You, Dear Writer, Are Not the Narrator

"Man is least himself when he talks in his own person. Give him a mask and he will tell you the truth."
 ---Oscar Wilde

Next time you sit down at the computer, pull out your tablet, open your notebook or start scribbling furiously on whatever paper product is in reach, I invite you to consider the following:

You, dear writer, are not the narrator.

Yep, that's right. Although you the writer are indeed doing the writing, your narrator is the one telling the story. And that narrator is not you.

Sure, your narrator could be a slightly more neurotic or jealous version of you, or someone very different from you, or somewhere in between, but he or she is not you. Yep, even when you're using first person.

I first heard this concept while studying poetry and fiction techniques at The Writers Studio in Tucson, Arizona. In class, we referred to the narrator of the story or poem as the "persona narrator" or PN - a persona with a distinct take on the world and way of speaking constructed by the writer to tell their story in the most engaging way possible. In other circles, this construct is often referred to as "narrative voice."

Consider the persona narrator similar to hiring a director to shoot your movie. Give the same screenplay to Steven Spielberg, Tim Burton and Quentin Tarantino and you will end up with three very different movies. Imagine Titanic directed by M. Night Shyamalan instead of James Cameron!

Similarly, the fit between your narrator and your story is everything. Don't like how things are going? Fire your narrator! How the story is told is just as important as the story itself. If your narrator is not serving your material in the best way possible, kick them to the curb and start auditioning new ones.

Although this may seem like a simple and even obvious idea, for me, it was a revelation on many levels:

DISTANCE

When it was no longer me telling the story, but someone else, it created distance between myself as the writer and the material I was interested in writing about. Many of us, myself included, tend to write from a place of at least some small truth, but if we are too attached to the facts, we may feel obligated to tell the story or the moment exactly as it happened. This can keep us from crafting our most engaging story for our reader. Just because Uncle Fred was at the dinner table when your brother announced he was becoming a circus performer in real life does not mean Uncle Fred needs to be in your story if he does not serve it.

 

FREEDOM

Placing your story in the hands of your narrator allows you to more freely imagine the lives and emotions and perspectives of others. Your narrator can do all the things you never would, say the things you'd never think of uttering aloud and/or follow a set of beliefs or values different from your own. By engaging our imaginations as writers, we are able to continually surprise ourselves in our writing, and if we are surprised by what comes out on the page, likely our readers will be too.

 

FUN

Seeing your narrator as separate from yourself provides endless possibilities to have fun with your writing. Have you tried writing a story with a narrator of the opposite gender? Re-telling a story from your past in which you actually push that woman on the subway back instead of letting it go? Telling the story of your wedding day from the perspective of your obnoxious and vulgar Aunt Ida?

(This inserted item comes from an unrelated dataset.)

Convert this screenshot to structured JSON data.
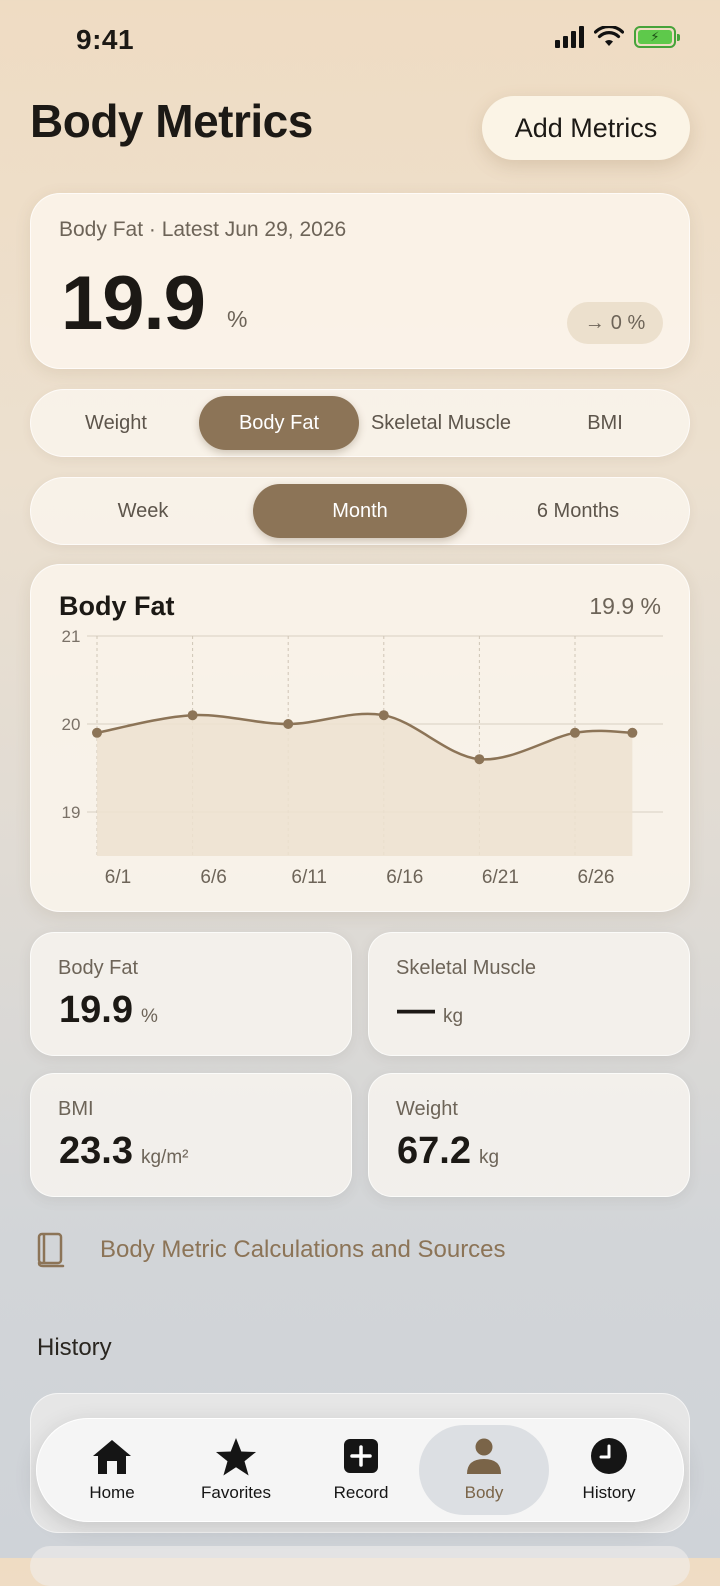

As a teacher, some of the most engaging narratives I've read have involved the writer creating a narrator very different from him or herself. I still remember a story written by a 92-year-old, retired technical writer but told by a 20-something personal trainer with a height complex, and a 60-year-old woman bringing in a story told by a rat in love with a prostitute.

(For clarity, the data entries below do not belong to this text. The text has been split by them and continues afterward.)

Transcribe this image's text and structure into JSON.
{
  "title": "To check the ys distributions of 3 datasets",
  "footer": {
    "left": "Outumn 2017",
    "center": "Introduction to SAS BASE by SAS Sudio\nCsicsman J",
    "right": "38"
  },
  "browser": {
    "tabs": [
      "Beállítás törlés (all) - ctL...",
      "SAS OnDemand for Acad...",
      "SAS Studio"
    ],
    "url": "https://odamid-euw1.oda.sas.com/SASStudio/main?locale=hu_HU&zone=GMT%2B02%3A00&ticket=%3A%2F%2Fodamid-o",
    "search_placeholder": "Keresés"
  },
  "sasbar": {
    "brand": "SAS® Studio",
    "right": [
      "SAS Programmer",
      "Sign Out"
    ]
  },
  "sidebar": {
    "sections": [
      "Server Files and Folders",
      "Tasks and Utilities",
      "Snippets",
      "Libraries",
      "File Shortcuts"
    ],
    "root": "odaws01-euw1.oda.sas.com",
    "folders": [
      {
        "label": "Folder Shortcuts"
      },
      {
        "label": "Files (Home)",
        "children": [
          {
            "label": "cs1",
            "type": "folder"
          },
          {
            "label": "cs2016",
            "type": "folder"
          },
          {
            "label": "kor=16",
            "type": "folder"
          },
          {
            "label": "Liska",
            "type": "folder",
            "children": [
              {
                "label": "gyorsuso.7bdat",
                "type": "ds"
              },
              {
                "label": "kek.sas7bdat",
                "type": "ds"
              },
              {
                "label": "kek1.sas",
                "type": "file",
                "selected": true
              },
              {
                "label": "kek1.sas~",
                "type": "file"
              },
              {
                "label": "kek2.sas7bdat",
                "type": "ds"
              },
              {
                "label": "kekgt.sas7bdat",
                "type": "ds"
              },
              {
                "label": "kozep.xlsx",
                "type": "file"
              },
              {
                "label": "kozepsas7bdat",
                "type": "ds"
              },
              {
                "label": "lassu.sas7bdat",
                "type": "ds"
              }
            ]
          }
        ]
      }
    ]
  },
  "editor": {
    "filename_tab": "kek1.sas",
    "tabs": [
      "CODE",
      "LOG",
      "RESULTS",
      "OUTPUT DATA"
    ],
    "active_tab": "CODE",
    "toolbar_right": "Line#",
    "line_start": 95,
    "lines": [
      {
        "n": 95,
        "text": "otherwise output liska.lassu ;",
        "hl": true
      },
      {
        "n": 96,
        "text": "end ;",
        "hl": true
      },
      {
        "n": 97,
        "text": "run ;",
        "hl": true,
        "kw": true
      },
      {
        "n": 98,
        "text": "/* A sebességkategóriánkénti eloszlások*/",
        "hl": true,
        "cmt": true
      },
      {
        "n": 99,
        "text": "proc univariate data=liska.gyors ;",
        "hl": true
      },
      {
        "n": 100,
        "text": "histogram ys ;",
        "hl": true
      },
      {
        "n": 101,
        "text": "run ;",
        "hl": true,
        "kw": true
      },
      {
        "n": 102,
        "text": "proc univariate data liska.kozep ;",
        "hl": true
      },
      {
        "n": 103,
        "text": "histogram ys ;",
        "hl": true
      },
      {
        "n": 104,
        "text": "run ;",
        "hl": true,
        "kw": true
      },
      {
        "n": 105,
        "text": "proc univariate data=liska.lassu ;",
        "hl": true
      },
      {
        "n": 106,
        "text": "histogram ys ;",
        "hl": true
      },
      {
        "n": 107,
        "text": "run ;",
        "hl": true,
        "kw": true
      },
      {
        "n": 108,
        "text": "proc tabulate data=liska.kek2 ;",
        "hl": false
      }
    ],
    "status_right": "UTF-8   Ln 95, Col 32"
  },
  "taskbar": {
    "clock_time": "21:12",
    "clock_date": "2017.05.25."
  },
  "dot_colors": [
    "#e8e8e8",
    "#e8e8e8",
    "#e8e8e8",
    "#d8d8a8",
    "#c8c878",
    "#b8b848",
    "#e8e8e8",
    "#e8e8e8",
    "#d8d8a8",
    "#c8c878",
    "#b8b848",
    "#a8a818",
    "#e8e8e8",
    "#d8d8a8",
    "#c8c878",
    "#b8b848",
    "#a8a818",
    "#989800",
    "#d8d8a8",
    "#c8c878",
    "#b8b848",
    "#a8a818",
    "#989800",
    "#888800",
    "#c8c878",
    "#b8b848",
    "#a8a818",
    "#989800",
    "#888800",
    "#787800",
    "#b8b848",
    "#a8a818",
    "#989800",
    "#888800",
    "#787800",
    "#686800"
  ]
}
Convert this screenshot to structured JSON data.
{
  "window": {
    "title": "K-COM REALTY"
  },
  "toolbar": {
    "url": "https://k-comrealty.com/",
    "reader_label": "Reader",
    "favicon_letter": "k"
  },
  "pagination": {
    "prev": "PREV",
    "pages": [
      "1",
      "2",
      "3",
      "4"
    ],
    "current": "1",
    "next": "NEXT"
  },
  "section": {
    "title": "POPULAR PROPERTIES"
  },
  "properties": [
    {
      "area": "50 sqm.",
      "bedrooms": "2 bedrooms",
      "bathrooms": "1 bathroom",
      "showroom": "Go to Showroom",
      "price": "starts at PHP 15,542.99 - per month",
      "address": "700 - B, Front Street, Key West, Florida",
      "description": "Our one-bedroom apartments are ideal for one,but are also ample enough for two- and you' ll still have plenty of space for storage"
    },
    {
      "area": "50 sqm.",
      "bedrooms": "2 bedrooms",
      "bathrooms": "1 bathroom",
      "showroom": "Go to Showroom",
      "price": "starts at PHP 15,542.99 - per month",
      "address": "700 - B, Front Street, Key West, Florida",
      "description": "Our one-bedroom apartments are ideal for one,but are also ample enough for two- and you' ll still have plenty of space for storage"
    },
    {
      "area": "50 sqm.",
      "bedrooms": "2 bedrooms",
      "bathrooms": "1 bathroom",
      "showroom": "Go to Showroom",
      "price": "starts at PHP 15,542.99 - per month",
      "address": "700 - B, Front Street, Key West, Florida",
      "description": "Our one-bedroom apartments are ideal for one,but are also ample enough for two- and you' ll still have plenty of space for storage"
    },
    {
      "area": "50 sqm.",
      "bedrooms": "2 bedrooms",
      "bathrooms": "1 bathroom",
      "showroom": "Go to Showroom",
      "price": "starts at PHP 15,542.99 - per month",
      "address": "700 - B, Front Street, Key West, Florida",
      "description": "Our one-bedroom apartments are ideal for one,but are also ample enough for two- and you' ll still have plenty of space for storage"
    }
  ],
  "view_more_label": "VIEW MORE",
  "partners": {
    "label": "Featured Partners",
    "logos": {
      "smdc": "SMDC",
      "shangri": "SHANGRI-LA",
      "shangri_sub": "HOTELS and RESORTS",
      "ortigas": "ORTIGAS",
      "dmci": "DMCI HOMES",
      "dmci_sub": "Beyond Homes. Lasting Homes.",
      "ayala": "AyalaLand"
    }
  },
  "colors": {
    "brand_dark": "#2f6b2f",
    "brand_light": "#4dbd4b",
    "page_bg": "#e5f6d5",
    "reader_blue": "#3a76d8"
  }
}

In other cases, I've had students bring in narrators who were much closer to themselves, but in handing their material over to their narrator, found the distance they needed to write artistically about topics that would otherwise be perhaps too close their hearts: a military veteran writing about children befriended during a deployment who were later killed; a college student trying to make sense of a father's recklessness.

So get to holding that casting call; your next narrator is waiting for you in the shadows, ready to step into the light.